Only a few sites are so overdesigned that the graphics overwhelm the content
but even they can retrofit their sites quite easily. If you are pretty
handy with HTML, I bet you can do what needs to be done in less than 10
minutes. If you are using a system that has canned designs (Blogger and
Manila both provide "themes") then the onus is on the developers
of those themes and you should let your hosts know how you feel. And,
if nothing else, you can make sure that your content, the part you do
control, works out OK. (Note also that at least with Manila, you can select
a theme but then go in and edit the HTML yourself in the Advanced Prefs
section, if you are so inclined.)
The 8 Key Things
to Look For
- Tables:
These days, most web pages use tables as a way to layout the page (rather
than their intended purpose of providing tabular data). These are fine
for accessibility as long as the tables are fairly simple. You need
to think the way an audio or Braille reader thinks row by row. That
is, read your table only row by row (first row across, then second
row across, etc.) and make sure that your page, as read, makes sense.

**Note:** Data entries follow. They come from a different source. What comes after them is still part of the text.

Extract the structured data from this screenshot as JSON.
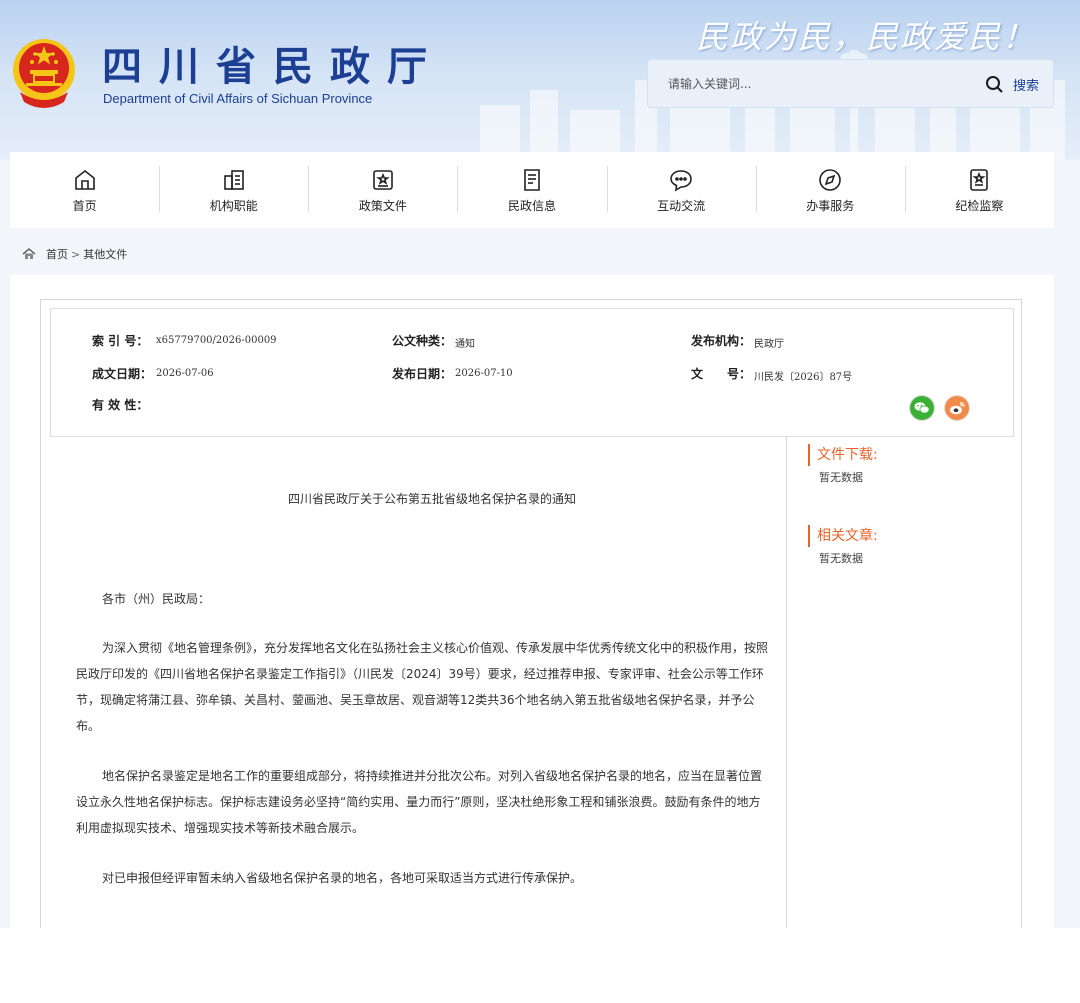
{
  "header": {
    "title": "四川省民政厅",
    "subtitle": "Department of Civil Affairs of Sichuan Province",
    "slogan": "民政为民，民政爱民！",
    "search": {
      "placeholder": "请输入关键词...",
      "button_label": "搜索",
      "icon": "search-icon"
    }
  },
  "nav": [
    {
      "label": "首页",
      "icon": "home-icon"
    },
    {
      "label": "机构职能",
      "icon": "building-icon"
    },
    {
      "label": "政策文件",
      "icon": "policy-doc-icon"
    },
    {
      "label": "民政信息",
      "icon": "news-doc-icon"
    },
    {
      "label": "互动交流",
      "icon": "chat-icon"
    },
    {
      "label": "办事服务",
      "icon": "compass-icon"
    },
    {
      "label": "纪检监察",
      "icon": "badge-doc-icon"
    }
  ],
  "breadcrumb": {
    "home": "首页",
    "separator": ">",
    "current": "其他文件"
  },
  "meta": {
    "index_label": "索 引 号：",
    "index_value": "x65779700/2026-00009",
    "type_label": "公文种类：",
    "type_value": "通知",
    "org_label": "发布机构：",
    "org_value": "民政厅",
    "created_label": "成文日期：",
    "created_value": "2026-07-06",
    "published_label": "发布日期：",
    "published_value": "2026-07-10",
    "docno_label": "文　　号：",
    "docno_value": "川民发〔2026〕87号",
    "validity_label": "有 效 性："
  },
  "share": {
    "wechat_icon": "wechat-icon",
    "weibo_icon": "weibo-icon"
  },
  "article": {
    "title": "四川省民政厅关于公布第五批省级地名保护名录的通知",
    "salutation": "各市（州）民政局：",
    "paragraphs": [
      "为深入贯彻《地名管理条例》，充分发挥地名文化在弘扬社会主义核心价值观、传承发展中华优秀传统文化中的积极作用，按照民政厅印发的《四川省地名保护名录鉴定工作指引》（川民发〔2024〕39号）要求，经过推荐申报、专家评审、社会公示等工作环节，现确定将蒲江县、弥牟镇、关昌村、蓥画池、吴玉章故居、观音湖等12类共36个地名纳入第五批省级地名保护名录，并予公布。",
      "地名保护名录鉴定是地名工作的重要组成部分，将持续推进并分批次公布。对列入省级地名保护名录的地名，应当在显著位置设立永久性地名保护标志。保护标志建设务必坚持“简约实用、量力而行”原则，坚决杜绝形象工程和铺张浪费。鼓励有条件的地方利用虚拟现实技术、增强现实技术等新技术融合展示。",
      "对已申报但经评审暂未纳入省级地名保护名录的地名，各地可采取适当方式进行传承保护。"
    ]
  },
  "sidebar": {
    "downloads_title": "文件下载:",
    "downloads_empty": "暂无数据",
    "related_title": "相关文章:",
    "related_empty": "暂无数据"
  },
  "colors": {
    "brand_blue": "#1c3f94",
    "accent_orange": "#e8642b",
    "emblem_red": "#d7261e",
    "emblem_gold": "#f5c518"
  }
}
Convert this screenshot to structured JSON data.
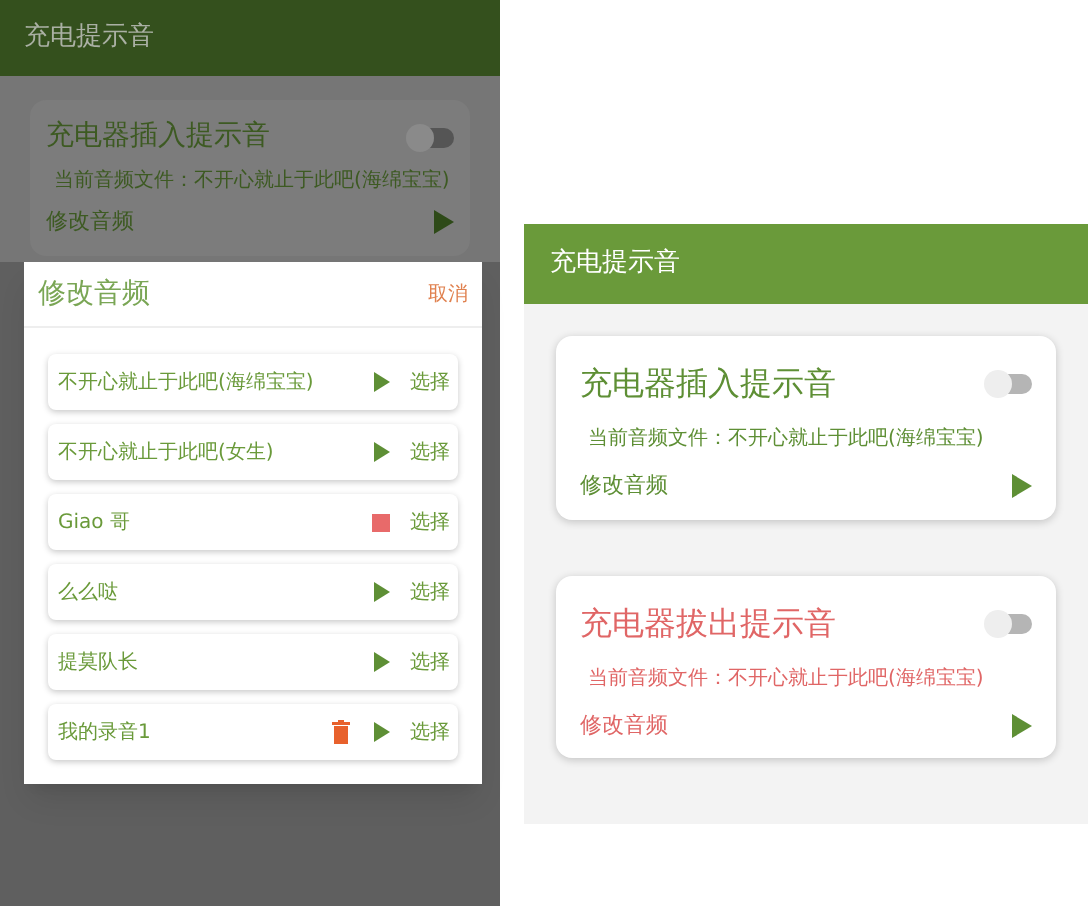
{
  "left_screen": {
    "app_bar": {
      "title": "充电提示音"
    },
    "cards": [
      {
        "title": "充电器插入提示音",
        "on": false,
        "file_text": "当前音频文件：不开心就止于此吧(海绵宝宝)",
        "change_label": "修改音频"
      }
    ],
    "dialog": {
      "title": "修改音频",
      "cancel": "取消",
      "items": [
        {
          "name": "不开心就止于此吧(海绵宝宝)",
          "playing": false,
          "deletable": false,
          "select": "选择"
        },
        {
          "name": "不开心就止于此吧(女生)",
          "playing": false,
          "deletable": false,
          "select": "选择"
        },
        {
          "name": "Giao 哥",
          "playing": true,
          "deletable": false,
          "select": "选择"
        },
        {
          "name": "么么哒",
          "playing": false,
          "deletable": false,
          "select": "选择"
        },
        {
          "name": "提莫队长",
          "playing": false,
          "deletable": false,
          "select": "选择"
        },
        {
          "name": "我的录音1",
          "playing": false,
          "deletable": true,
          "select": "选择"
        }
      ]
    }
  },
  "right_screen": {
    "app_bar": {
      "title": "充电提示音"
    },
    "cards": [
      {
        "title": "充电器插入提示音",
        "on": false,
        "color": "#5e8f35",
        "file_text": "当前音频文件：不开心就止于此吧(海绵宝宝)",
        "change_label": "修改音频"
      },
      {
        "title": "充电器拔出提示音",
        "on": false,
        "color": "#e06666",
        "file_text": "当前音频文件：不开心就止于此吧(海绵宝宝)",
        "change_label": "修改音频"
      }
    ]
  }
}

This page, for example, would read the ALT attribute of my banner graphic
(or, if it isn't set, the name of the graphic file), then my navigation
column (all one big cell) and then my page content (what you are reading
now). Some people have much more complicated tables and things can suddenly
get read out of order if they're doing weird things with their tables.
If your table makes sense when you think like this, great. If not, you
should consider changing how it is set up. There are numerous tags or
attributes of tags which also help define tables to help out including
TBODY, CAPTION and so forth. Check the official
description of HTML 4 at the W3C website.
- Use ALT for
all graphics: All images displaying content should have something
useful in the ALT attribute to the IMG tag. Any image which is not displaying
content (separator lines, decorations, etc.) should have the ALT attribute
set as ALT="". This latter case makes audio and Braille readers
completely ignore the graphic which is fine for dividing lines (why
would someone with an audio reader care that you have a line there?).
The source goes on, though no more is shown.